映画『リメンバー・ミー』を観てやりたいことが明確になった

書評

「死後の世界」をたのしくコミカルに描いてくれる作品が増えてきたなあとおもいます。

この『リメンバー・ミー』もすこし前の作品ですが、
長瀬智也と神木隆之介ダブル主演だった『TOO YOUNG TO DIE! 若くして死ぬ』とかもだいすき。
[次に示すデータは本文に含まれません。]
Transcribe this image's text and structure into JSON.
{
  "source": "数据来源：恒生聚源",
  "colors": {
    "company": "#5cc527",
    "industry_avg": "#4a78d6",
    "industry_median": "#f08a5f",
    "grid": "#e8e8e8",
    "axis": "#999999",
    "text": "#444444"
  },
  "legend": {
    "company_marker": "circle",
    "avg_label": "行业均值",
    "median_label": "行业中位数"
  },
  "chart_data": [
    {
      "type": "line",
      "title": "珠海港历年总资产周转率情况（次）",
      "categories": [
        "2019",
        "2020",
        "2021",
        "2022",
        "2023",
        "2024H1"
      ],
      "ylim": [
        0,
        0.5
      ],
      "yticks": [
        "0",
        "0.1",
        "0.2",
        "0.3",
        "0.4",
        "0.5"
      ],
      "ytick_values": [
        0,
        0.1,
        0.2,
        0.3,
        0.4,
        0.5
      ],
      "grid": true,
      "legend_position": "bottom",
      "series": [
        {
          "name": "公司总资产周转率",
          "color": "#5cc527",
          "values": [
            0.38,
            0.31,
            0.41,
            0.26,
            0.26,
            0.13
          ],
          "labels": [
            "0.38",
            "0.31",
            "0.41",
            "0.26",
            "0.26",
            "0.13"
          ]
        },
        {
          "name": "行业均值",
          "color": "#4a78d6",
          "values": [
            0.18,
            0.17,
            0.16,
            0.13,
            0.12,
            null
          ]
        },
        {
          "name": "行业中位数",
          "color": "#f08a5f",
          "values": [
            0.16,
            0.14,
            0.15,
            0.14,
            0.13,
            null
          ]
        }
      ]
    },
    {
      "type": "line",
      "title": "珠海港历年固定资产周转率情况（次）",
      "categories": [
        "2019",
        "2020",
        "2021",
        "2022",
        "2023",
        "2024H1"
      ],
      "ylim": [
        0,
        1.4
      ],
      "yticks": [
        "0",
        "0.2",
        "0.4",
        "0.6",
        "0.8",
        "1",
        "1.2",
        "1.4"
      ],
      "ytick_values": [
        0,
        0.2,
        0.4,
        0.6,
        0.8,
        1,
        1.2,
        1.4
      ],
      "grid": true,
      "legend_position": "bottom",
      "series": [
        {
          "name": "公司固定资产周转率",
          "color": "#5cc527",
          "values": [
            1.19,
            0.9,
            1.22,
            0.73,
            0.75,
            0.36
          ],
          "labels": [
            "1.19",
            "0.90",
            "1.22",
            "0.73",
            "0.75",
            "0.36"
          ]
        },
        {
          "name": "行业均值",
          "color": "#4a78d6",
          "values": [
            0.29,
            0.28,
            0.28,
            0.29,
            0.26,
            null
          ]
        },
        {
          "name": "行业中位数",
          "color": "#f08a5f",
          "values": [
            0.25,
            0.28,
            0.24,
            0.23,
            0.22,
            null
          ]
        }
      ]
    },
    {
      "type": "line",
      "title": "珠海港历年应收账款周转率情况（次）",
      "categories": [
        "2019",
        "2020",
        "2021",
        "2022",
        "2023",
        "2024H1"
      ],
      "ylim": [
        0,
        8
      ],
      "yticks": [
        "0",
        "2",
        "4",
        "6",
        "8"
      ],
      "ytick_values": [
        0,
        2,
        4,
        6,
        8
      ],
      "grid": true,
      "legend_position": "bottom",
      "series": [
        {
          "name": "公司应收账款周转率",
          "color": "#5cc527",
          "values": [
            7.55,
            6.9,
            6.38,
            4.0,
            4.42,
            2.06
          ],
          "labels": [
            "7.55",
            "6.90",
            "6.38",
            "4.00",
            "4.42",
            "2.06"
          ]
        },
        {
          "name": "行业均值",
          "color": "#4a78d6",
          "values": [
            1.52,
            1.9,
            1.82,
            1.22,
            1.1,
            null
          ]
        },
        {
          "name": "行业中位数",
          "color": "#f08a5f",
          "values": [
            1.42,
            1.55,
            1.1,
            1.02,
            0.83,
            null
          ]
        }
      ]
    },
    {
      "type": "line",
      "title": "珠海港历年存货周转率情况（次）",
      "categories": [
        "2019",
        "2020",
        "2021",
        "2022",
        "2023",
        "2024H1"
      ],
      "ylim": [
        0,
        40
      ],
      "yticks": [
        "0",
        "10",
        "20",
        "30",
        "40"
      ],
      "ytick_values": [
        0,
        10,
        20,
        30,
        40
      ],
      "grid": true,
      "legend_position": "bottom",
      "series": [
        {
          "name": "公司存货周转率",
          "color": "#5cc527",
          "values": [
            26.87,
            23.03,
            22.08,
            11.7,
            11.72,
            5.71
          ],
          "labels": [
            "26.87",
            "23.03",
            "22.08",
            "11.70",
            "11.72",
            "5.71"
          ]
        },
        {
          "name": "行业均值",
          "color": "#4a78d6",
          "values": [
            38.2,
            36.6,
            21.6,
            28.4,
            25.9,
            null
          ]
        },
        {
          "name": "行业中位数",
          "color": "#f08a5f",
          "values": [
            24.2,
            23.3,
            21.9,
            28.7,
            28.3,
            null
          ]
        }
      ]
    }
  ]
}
だからといって、死ぬこと自体がこわくならない訳ではないんだけれど、
それでも、真っ暗な洞窟の中にぽかりと点灯するあたたかい旗印みたいなものが感じられるだけで、安心できる

 

わたしの好きなものって、なんだろう

主人公・ミゲルは音楽が好きで、好きで好きでもう大好きで、
ギターを弾きたい・音に身をゆだねたいという欲望をつかみとり、それを自覚し、どんどん表出させていく。

その自由さに、伸びやかな音に、
私の感情や人生までもを一緒にとおくへ連れていってもらった心地がしました。

ゆうゆう
私の好きなものってなんだろう。

しぜんと、そう考えこんでしまいました。
ミゲルのように、たとえ死にかけたとしても実現させた夢って、なんだろう。

人生でやり遂げたいことって、なんだろう。

やっぱり、書きたい

本を読みたい、活字に触れていたい、書きたい。

書くことで生きていきたい

それがもしも、もっと確固たる夢になったとしたら、
そして家族に反対され、拒絶され、あまつさえ取りあげられてしまったとしたら。

わたしの”書きたいという気持ち”が家族を傷つけ、悲しませたとしたら、
私は書くことをやめるだろうか

この映画の中で、生き生きとギターを弾くミゲルが、
しなやかに自由を歌う彼の声が、すべての疑問に答えを与えてくれた気がしました。

自分の人生のかじ取りは自分でとる

昔、高校受験の頃。
わたしには、本当にいきたい高校が別にありました。

担任の先生も、両親も、誰もいくことを望まない学校。

上を目指せる人間はそこを目指して努力すべきだという無言の圧力に負けてしまって、
無理に背伸びをしてその学校を受けてしまったんです。

無事に受かったから周囲の大人たちにとっては美談になったけれど、
私のなかには、自分の人生なのに主導権をにぎることができなかった屈辱がこびりつきました

30歳を目前にしたわたしには、ミゲルの信念が、眩しくてとても痛くひびきました。

自分の芯の部分にむきあう時間

自分のやりたいことをやるために、懸命にひたむきに冒険するミゲルの姿は、
確実にいまのあなたの背中を押してくれます

わたしも、”書きたい”という欲望に忠実に生きるために、
つい先日あらためて会社へ退職届を提出しました

勇気をもった行動が自分を生きやすくしてくれます。

この映画を観ながらもう一度、
自分の芯の部分にむきあってみてください。